New Zealand cuisine is largely driven by local ingredients and seasonal variations. An island nation with a primarily agricultural economy, New Zealand yields produce from land and sea. Similar to the cuisine of Australia, the cuisine of New Zealand is a diverse British-based cuisine, with Mediterranean and Pacific Rim influences as the country becomes more cosmopolitan.
Historical influences came from British cuisine and Maori culture. Since the 1970s new cuisines such as New American cuisine, Southeast Asian, East Asian, and South Asian have become popular.
New Zealand National Dishes
Bacon and egg pie
The bacon and egg pie is a savoury pie consisting of a crust containing bacon, egg and sometimes onion, peas, tomato and cheese. Bacon and egg pie may be served with ketchup, and some versions have a rising agent such as baking powder mixed into the egg to make a fluffier filling.
Pavlova is a meringue-based dessert named after the Russian ballerina Anna Pavlova. It is a meringue dessert with a crisp crust and soft, light inside, usually topped with fruit and whipped cream.
The dessert is believed to have been created in honour of the dancer either during or after one of her tours to Australia and New Zealand in the 1920s.
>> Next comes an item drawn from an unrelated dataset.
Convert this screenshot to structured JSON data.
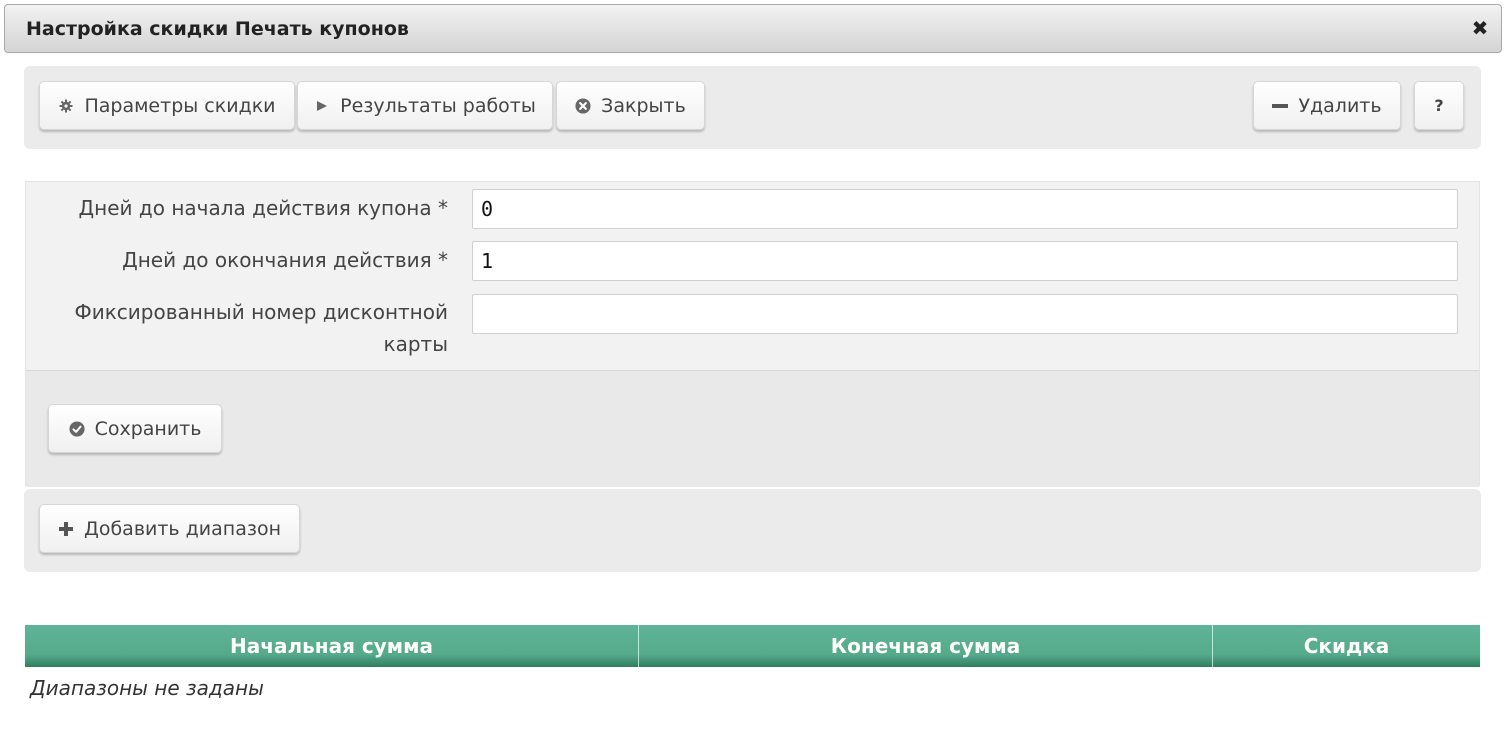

The nationality of its creator has been a source of argument between the two nations for many years.
The dessert is a popular dish and an important part of the national cuisine of both Australia and New Zealand, and with its simple recipe, is frequently served during celebratory and holiday meals. It is a dessert most identified with the summer time and popularly eaten during that period including at Christmas time; however, it is also eaten all year round in many Australian and New Zealand homes.
Hāngi is a traditional New Zealand Māori method of cooking food using heated rocks buried in a pit oven, also called an umu. It is still used for large groups on special occasions.